Stress less when parallel parking?
Friday 05 November 2010
If parallel parking causes your palms to sweat, carmakers have just the thing. A new study by Massachusetts Institute of Technology and Ford Motor Company revealed that drivers showed reduced heart rates and stress levels thanks to an automatic parking-assist system.
Announced in a November 4th press release, the study analyzed 42 drivers using EKG monitors to measure stress - i.e., skin conductance, skin temperature, peripheral blood flow, muscle tension, and heart rate - when parallel parking or backing into concealed parking spaces. The results suggest that drivers are less stressed about challenging parking maneuvers when they get a little help from an automatic parking-assist system.

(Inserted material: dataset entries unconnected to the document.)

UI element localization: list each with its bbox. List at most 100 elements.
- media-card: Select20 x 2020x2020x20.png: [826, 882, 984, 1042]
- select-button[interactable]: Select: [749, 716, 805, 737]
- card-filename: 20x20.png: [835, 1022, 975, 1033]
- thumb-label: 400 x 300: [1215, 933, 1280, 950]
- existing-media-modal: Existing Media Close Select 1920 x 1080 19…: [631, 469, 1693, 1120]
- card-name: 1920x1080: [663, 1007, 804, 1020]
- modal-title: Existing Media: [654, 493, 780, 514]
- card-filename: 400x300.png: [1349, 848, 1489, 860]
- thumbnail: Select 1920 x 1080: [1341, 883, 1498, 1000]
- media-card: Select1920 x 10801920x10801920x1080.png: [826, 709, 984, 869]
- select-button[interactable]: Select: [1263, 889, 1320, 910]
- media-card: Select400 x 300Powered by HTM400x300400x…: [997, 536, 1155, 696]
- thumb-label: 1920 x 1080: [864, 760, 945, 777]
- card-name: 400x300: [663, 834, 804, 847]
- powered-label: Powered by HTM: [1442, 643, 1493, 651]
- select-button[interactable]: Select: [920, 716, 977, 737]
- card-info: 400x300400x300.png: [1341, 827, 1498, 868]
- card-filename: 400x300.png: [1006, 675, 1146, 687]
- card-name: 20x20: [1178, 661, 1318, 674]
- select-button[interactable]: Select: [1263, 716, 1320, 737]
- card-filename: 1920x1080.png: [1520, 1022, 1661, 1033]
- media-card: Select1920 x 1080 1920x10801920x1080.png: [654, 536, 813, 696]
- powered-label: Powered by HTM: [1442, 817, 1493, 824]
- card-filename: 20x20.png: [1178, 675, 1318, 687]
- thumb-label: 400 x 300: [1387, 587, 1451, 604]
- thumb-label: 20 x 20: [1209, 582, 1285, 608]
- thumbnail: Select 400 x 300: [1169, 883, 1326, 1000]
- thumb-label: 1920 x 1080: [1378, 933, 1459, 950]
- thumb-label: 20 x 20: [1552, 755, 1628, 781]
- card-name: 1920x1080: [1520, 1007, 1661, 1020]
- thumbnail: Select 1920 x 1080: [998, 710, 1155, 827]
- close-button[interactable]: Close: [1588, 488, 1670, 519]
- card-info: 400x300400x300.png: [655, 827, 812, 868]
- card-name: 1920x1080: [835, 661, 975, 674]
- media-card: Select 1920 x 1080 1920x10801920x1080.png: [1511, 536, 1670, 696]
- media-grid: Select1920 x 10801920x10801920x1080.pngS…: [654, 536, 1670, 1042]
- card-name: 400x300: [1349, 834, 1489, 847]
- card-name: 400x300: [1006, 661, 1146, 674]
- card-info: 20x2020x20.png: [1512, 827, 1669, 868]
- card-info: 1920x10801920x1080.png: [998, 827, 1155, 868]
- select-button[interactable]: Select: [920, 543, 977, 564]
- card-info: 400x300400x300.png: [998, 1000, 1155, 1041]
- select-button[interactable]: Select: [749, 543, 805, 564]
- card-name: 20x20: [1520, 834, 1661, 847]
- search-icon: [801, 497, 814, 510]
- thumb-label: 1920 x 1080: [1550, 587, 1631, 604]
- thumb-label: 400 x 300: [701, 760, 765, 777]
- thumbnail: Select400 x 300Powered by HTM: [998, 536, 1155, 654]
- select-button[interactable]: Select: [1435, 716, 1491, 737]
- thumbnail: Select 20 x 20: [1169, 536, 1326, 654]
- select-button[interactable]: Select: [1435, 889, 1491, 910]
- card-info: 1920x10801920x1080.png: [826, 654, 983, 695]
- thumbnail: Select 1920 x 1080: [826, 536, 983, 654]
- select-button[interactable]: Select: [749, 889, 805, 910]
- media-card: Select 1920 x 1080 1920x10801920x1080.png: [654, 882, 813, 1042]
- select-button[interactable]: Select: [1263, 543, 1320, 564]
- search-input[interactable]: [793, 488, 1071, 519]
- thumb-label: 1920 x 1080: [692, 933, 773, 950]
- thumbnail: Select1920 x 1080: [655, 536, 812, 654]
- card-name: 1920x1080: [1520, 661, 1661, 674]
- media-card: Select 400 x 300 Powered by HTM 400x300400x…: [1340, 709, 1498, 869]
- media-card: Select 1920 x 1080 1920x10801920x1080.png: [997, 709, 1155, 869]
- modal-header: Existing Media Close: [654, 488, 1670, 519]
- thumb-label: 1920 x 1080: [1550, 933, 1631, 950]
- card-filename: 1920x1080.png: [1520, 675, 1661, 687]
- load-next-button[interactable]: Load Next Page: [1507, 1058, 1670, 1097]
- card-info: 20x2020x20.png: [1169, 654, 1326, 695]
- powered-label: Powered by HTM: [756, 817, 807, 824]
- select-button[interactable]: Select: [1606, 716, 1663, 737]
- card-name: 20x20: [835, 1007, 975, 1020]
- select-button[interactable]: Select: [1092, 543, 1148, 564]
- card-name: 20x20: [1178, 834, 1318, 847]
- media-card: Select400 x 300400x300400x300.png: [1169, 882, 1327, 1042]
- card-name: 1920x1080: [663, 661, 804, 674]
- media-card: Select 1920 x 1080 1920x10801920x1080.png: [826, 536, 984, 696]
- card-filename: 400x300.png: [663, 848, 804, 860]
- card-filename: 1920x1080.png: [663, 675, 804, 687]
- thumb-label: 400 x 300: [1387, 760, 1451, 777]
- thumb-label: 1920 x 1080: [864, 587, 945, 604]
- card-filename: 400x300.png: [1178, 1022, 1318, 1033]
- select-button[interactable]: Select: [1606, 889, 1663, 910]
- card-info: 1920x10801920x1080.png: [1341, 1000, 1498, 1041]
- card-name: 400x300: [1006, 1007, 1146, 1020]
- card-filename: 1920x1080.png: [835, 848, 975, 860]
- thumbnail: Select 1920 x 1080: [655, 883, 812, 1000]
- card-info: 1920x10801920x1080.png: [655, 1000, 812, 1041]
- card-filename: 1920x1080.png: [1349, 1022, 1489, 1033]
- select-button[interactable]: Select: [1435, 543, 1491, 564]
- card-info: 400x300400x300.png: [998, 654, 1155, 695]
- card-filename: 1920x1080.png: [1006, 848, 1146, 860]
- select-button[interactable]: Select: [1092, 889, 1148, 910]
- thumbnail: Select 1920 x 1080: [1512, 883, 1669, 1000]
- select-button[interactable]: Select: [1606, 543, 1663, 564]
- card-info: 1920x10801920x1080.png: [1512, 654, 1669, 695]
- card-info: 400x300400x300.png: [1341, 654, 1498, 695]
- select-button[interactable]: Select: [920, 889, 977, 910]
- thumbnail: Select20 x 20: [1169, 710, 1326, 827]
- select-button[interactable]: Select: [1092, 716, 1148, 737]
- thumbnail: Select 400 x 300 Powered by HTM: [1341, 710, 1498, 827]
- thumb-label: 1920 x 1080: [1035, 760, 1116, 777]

Ford, which uses the technology in many of its models, enlisted the aid of MIT New England University Transporation Center to discover how it helps drivers. The study, which lasted nine months, found the average heart rate of drivers dropped by 12 beats per minute while using Ford's Active Park Assist technology. Drivers also reported feeling less stressed and having "positive reactions" to the new technology.
The system uses sonar to guide the vehicle into a parking spot, and the sonar can determine if the vehicle will have enough space to park. The driver controls the brakes and thrust, while the computer turns the vehicle into position. The study factored in the difference in heart rate acceleration caused by physically turning the wheel.
Toyota Motor Corporation developed the first automatic parking system in 2003 for its hybrid Prius models and later Lexus adopted the system. Many carmakers have sinced followed suit, offering their own versions of the system.